Presenters:
Ye Zhao, Kent State University
Advanced sensing technologies and computing infrastructures have produced a variety of trajectory data of humans and vehicles in urban spaces. The massive population mobility data, from taxis, fleets, public transits, and mobile phones, is generated at unprecedented scale and speed with GPS, Wi-Fi, RFID, etc. The big data contains abundant knowledge about a city, a state and its citizens. Urban trajectory data can help to optimize urban planning, improve human life quality and environment, and amend city operations. We have developed interactive visual analytics systems to discover and analyze the hidden knowledge of massive taxi trajectory data within a city. First, we visualize hidden themes of taxi movement by transforming the geographic coordinates into street names. Consequently, the movement of each taxi is studied as a document consisting of the traversed street names.
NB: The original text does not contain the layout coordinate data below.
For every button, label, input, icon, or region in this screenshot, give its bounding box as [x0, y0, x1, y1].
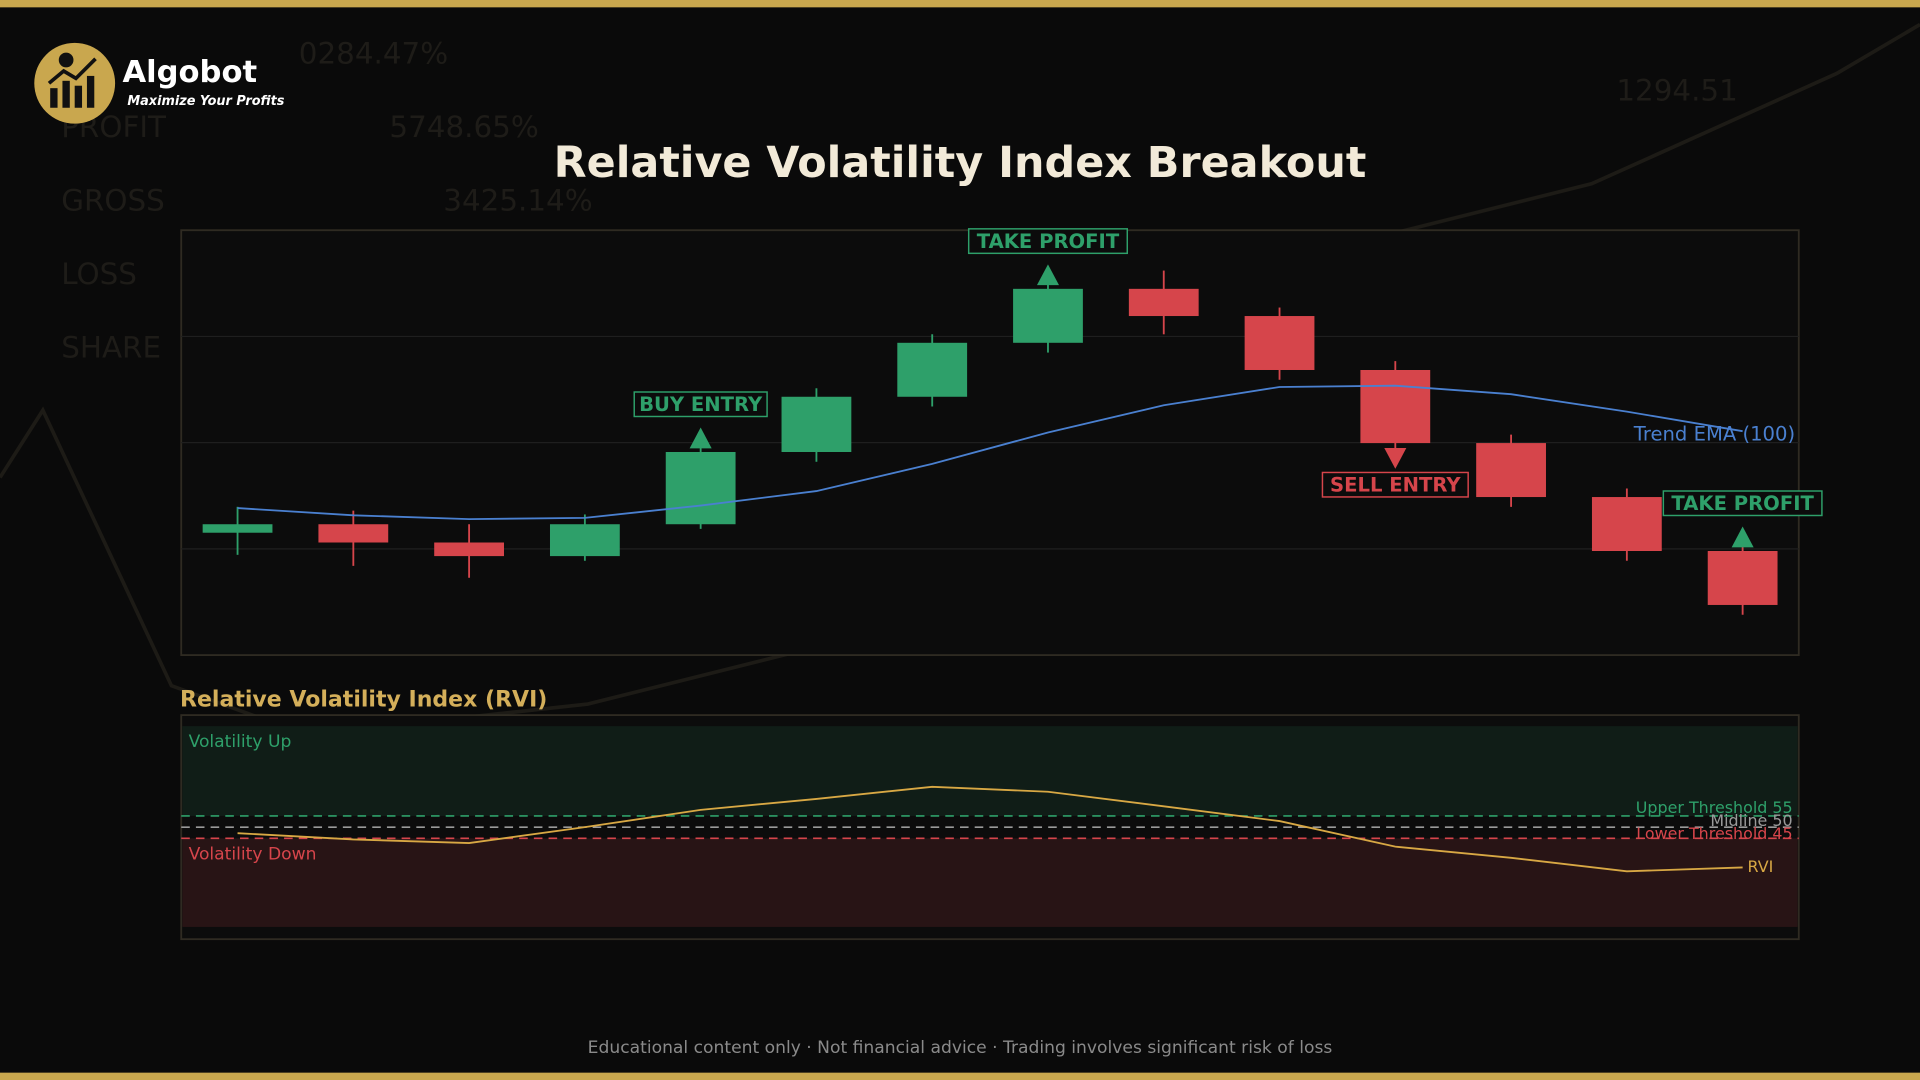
signal-label: TAKE PROFIT [977, 230, 1120, 253]
rvi-line [237, 785, 1743, 873]
logo-icon [86, 75, 95, 108]
zone-down [182, 838, 1798, 927]
threshold-label: Lower Threshold 45 [1636, 824, 1792, 843]
background-text: SHARE [61, 330, 161, 364]
background-text: 1294.51 [1616, 73, 1737, 107]
candle-body [665, 452, 736, 525]
candle-body [1476, 443, 1546, 498]
candle-body [1707, 551, 1778, 605]
brand-tagline: Maximize Your Profits [127, 94, 284, 109]
logo-icon [47, 57, 97, 85]
zone-label: Volatility Down [189, 844, 317, 864]
background-decor: 0284.47%PROFIT 5748.65%GROSS 3425.14%LOSSS… [0, 22, 1920, 737]
candle-body [202, 524, 273, 533]
panel-title: Relative Volatility Index (RVI) [180, 687, 547, 712]
ema-label: Trend EMA (100) [1633, 422, 1795, 445]
background-text: 5748.65% [389, 110, 538, 144]
footer: Educational content only · Not financial… [588, 1038, 1333, 1058]
logo-icon [58, 52, 74, 68]
signal-arrow [1036, 264, 1059, 286]
brand-name: Algobot [122, 55, 257, 90]
signal-label: BUY ENTRY [639, 393, 763, 416]
threshold-label: Upper Threshold 55 [1636, 798, 1793, 817]
zone-up [182, 726, 1798, 816]
signal-label-box [1662, 490, 1823, 517]
candle-body [1128, 288, 1199, 317]
candle-body [549, 524, 620, 557]
logo-icon [74, 85, 83, 108]
candle-body [1591, 497, 1662, 552]
signal-label-box [967, 228, 1128, 255]
signal-arrow [689, 427, 712, 449]
chart-title: Relative Volatility Index Breakout [554, 138, 1367, 188]
top-bar [0, 0, 1920, 8]
signal-arrow [1384, 447, 1407, 469]
bottom-bar [0, 1072, 1920, 1080]
candle-body [1244, 316, 1315, 370]
threshold-label: Midline 50 [1710, 811, 1792, 830]
candle-body [318, 524, 389, 543]
signal-label-box [1321, 471, 1469, 498]
candle-body [1360, 369, 1431, 444]
logo-icon [50, 88, 58, 108]
zone-label: Volatility Up [189, 732, 292, 752]
signal-label-box [633, 391, 768, 418]
candle-body [897, 342, 968, 397]
background-text: 3425.14% [443, 184, 592, 218]
candle-body [1013, 288, 1083, 343]
logo: Algobot Maximize Your Profits [34, 42, 285, 124]
series-label: RVI [1748, 857, 1774, 876]
background-text: GROSS [61, 184, 165, 218]
logo-icon [62, 80, 70, 108]
background-text: 0284.47% [299, 37, 448, 71]
signal-arrow [1731, 526, 1754, 548]
background-text: LOSS [61, 257, 137, 291]
candle-body [781, 396, 852, 453]
logo-badge [34, 42, 116, 124]
signal-label: TAKE PROFIT [1671, 492, 1814, 515]
signal-label: SELL ENTRY [1330, 473, 1461, 496]
ema-line [237, 384, 1743, 521]
candle-body [434, 542, 504, 557]
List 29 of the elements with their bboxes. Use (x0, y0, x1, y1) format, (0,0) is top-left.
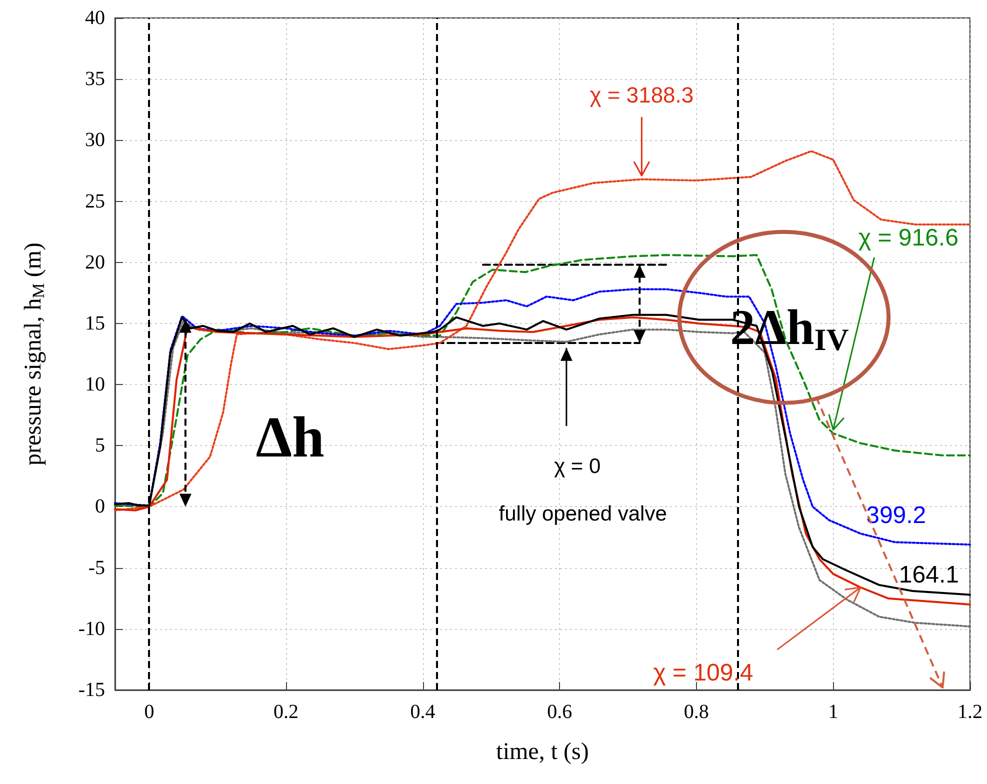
y-tick-label: 35 (85, 68, 105, 90)
x-tick-label: 1.2 (958, 701, 982, 723)
annotation: χ = 916.6 (858, 224, 958, 252)
y-tick-label: 20 (85, 251, 105, 274)
x-tick-label: 0.4 (410, 701, 436, 723)
annotation: χ = 3188.3 (590, 82, 694, 108)
annotation: Δh (256, 404, 324, 470)
x-tick-label: 0 (144, 701, 154, 723)
y-tick-label: 5 (95, 434, 105, 457)
y-tick-label: -10 (78, 618, 105, 640)
x-tick-label: 0.8 (684, 701, 709, 723)
y-tick-label: 40 (85, 7, 105, 29)
y-tick-label: -5 (88, 556, 105, 579)
x-tick-label: 0.6 (547, 701, 572, 723)
y-tick-label: 30 (85, 129, 105, 152)
annotation: 399.2 (866, 502, 926, 529)
annotation: fully opened valve (498, 502, 667, 526)
y-tick-label: -15 (78, 679, 105, 701)
x-axis-title: time, t (s) (496, 739, 589, 765)
x-tick-label: 1 (828, 701, 838, 723)
annotation: χ = 0 (554, 454, 601, 478)
annotation: χ = 109.4 (653, 659, 754, 686)
y-axis-title: pressure signal, hM (m) (20, 242, 48, 466)
y-tick-label: 10 (85, 374, 105, 396)
y-tick-label: 25 (85, 190, 105, 212)
y-tick-label: 0 (95, 496, 105, 518)
x-tick-label: 0.2 (274, 701, 298, 723)
y-tick-label: 15 (85, 312, 105, 334)
annotation: 164.1 (898, 562, 959, 589)
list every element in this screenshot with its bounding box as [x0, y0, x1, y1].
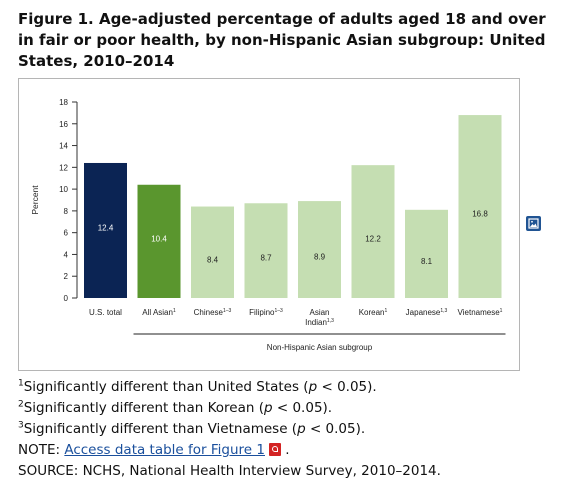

Urban mobility patterns and trends are identified as taxi topics (clusters) through textual topic modeling over massive taxi data. The taxi topics reflect urban mobility patterns and trends, which are displayed and analyzed through interactive visualization tools. Second, we present a visual analysis system to evaluate the real traffic situations based on taxi trajectory data. A sketch-based visual interface is designed to support dynamic query and visual reasoning of traffic situations within multiple coordinated views. In particular, we propose a novel road-based query model for analysts to interactively conduct evaluation tasks. The model is supported by a bi-directional hash structure which enables real-time responses to the data queries over a huge amount of trajectory data. We perform case studies with real GPS trajectory data acquired by city taxis (e.g., 21,360 taxis in a city) to illustrate the effectiveness of our systems.
Bio: Ye Zhao is an associate professor in the Department of Computer Science at the Kent State University, Ohio. He received B.S. and M.S. degrees in computer science from the Tsinghua University of China in 1997 and 2000. He further received his PhD degree in computer science from the Stony Brook University in 2006. His research interests include physically-based simulation and visualization, data and information visualization, visual analytics, image and geometric processing, and general purpose computing on graphics hardware (GPGPU). His research has been supported by NSF, Ohio Board of Regents, and Google for fluid simulation and visualization, visual analytics, and information visualization.